Появление конницы как нового рода войск было, бесспорно, революционным событием в истории военного искусства. Оно сопровождалось многими сопутствующими и последовавшими инновациями в конской сбруе, вооружении и тактических приёмах ведения боя. В качестве примера укажу на сигмообразный сложно-составной лук, удобный для стрельбы с коня. Позднее, но также ещё в эпоху древности, у кочевников появились длинные мечи, удобные для конного боя и отличавшиеся от коротких мечей греческой и римской пехоты, а также от акинаков скифского и раннесарматского времени. В сарматских (савроматских) погребениях они известны уже с конца VI в. до н.э., [24] но более широкое распространение получили, начиная с I в. н.э. [25] Довольно рано появляются они и у кочевников Средней Азии и Казахстана.
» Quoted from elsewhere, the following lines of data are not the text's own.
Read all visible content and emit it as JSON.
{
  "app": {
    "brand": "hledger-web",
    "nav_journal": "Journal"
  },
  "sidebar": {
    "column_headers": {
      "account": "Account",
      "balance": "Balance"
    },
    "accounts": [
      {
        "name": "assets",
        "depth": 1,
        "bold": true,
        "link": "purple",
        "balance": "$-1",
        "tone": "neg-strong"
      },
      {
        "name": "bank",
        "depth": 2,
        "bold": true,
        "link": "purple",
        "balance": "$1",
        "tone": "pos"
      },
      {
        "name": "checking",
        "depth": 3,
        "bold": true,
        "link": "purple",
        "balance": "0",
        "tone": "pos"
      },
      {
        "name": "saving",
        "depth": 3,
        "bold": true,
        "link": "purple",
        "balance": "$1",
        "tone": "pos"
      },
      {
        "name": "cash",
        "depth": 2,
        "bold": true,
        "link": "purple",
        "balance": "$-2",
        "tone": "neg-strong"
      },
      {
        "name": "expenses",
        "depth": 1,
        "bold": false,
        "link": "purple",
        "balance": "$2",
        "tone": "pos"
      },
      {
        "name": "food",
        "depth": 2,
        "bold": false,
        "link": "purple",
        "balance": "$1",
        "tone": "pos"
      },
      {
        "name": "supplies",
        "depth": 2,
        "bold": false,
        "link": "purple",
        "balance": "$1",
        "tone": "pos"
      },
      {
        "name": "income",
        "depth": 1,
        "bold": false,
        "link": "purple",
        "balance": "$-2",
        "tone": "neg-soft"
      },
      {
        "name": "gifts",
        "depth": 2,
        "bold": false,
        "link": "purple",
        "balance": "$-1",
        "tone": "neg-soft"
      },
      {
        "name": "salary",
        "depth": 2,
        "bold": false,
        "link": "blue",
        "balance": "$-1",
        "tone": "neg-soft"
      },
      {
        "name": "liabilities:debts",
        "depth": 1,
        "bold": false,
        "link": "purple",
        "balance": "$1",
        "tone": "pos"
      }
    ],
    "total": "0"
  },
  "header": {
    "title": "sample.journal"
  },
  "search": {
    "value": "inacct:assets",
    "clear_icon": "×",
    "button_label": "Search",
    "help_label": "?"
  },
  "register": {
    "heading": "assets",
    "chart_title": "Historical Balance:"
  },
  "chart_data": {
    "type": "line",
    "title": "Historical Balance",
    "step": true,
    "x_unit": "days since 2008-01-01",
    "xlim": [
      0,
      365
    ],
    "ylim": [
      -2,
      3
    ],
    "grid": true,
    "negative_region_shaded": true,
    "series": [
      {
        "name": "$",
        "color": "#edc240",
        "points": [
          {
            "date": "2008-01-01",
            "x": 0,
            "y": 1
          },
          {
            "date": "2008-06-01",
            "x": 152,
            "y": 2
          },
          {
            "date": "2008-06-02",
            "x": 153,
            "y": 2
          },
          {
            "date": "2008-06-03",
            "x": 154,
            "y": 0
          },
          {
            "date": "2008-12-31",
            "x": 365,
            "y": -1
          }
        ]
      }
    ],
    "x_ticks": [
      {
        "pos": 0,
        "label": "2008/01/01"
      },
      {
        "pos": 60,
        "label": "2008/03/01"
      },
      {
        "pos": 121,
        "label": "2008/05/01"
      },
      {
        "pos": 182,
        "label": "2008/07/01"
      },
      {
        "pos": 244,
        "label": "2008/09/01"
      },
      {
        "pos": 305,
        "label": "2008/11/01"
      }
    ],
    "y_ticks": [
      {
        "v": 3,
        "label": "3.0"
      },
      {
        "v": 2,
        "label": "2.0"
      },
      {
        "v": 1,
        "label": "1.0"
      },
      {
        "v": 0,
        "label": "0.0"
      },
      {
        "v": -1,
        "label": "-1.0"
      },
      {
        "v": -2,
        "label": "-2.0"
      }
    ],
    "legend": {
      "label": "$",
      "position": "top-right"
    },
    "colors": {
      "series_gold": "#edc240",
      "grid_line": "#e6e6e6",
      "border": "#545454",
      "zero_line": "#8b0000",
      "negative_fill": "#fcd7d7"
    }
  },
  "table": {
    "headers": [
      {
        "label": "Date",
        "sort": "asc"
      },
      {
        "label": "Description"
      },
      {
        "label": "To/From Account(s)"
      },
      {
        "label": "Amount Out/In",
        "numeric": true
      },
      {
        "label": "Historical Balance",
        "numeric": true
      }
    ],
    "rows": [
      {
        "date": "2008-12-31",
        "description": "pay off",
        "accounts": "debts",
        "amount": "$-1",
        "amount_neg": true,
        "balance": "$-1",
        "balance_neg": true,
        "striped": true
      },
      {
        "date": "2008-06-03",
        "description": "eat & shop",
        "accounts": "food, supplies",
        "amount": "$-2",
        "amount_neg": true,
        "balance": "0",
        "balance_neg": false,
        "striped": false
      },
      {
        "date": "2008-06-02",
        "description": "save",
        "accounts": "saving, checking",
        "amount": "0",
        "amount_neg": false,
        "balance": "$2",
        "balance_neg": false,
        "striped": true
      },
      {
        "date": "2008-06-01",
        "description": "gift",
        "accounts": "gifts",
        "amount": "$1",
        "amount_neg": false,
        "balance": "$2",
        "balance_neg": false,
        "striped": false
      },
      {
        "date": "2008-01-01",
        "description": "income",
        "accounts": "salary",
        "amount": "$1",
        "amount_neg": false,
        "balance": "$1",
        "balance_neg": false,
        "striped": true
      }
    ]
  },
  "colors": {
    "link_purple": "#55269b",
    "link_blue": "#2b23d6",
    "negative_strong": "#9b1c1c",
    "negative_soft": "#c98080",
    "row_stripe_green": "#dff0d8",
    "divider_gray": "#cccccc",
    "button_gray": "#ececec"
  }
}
Тактика лёгкой конницы кочевников, подвижной и маневренной, в числе прочего включала быстрые атаки и массовый обстрел противника дождём стрел с целью расстроить его ряды ещё до вступления в рукопашный бой. В первой половине I тыс. до н.э., и даже позднее, кочевники старались по возможности его избегать. Соответственно, наступательное оружие ближнего боя у многих из них не принадлежало к ведущим видам вооружения. Впрочем, можно сказать и по-другому: их наступательное оружие не было адекватным для того, чтобы сделать рукопашный бой главным моментом битвы. Столь же быстрым как наступление было в случае необходимости и отступление, иногда ложное. Знаменитый выстрел из лука в преследующего противника с коня с поворотом назад, называвшийся скифским, а позднее иногда парфянским, производил большое впечатление в странах античного мира.
Однако уже давно было замечено, что война является продолжением политики, только иными средствами. Именно поэтому в военном деле вызов обычно сопровождается ответом. Более того, ответ должен быть достаточно адекватным, иначе само существование
(16/17)
соответствующих обществ и государств оказывается под угрозой. Появление конницы у кочевников требовало адекватных ответов со стороны осёдлых государств. Эти ответы были различными, как различным были социально-политической строй и военные традиции этих государств.
Реформы, проведенные в конце VIII-VII вв. до н.э. в урартской, ассирийской и наиболее последовательно в мидийской, а затем и в персидской армиях, были направлены на создание лёгкой конницы по образцу кочевнической. Царь Киаксар отправлял к скифам мидийских юношей учиться искусству верховой езды и стрельбы из лука. [26] Быстрому созданию боеспособной конницы у мидийцев и персов, очевидно, способствовало то обстоятельство, что коневодство было издревле развито на Иранском плато. В странах Центральной Азии, связанных с кочевниками многими узами, включая этнические, конница также получила быстрое распространение. Но у ассирийцев овладение искусством конного боя заняло несколько столетий, несмотря на давление, которое они испытывали со стороны киммерийцев и скифов. В IX в. до н.э. ассирийские воины были способны ездить только парами. Один всадник управлял обеими лошадьми, освобождая своему партнеру руки для стрельбы из лука. В VIII в. до н.э. появились индивидуальные всадники, но они имели на вооружении только короткие копья. И лишь в VII в. до н.э. ассирийские всадники освоили индивидуальную стрельбу из лука с коня. [27]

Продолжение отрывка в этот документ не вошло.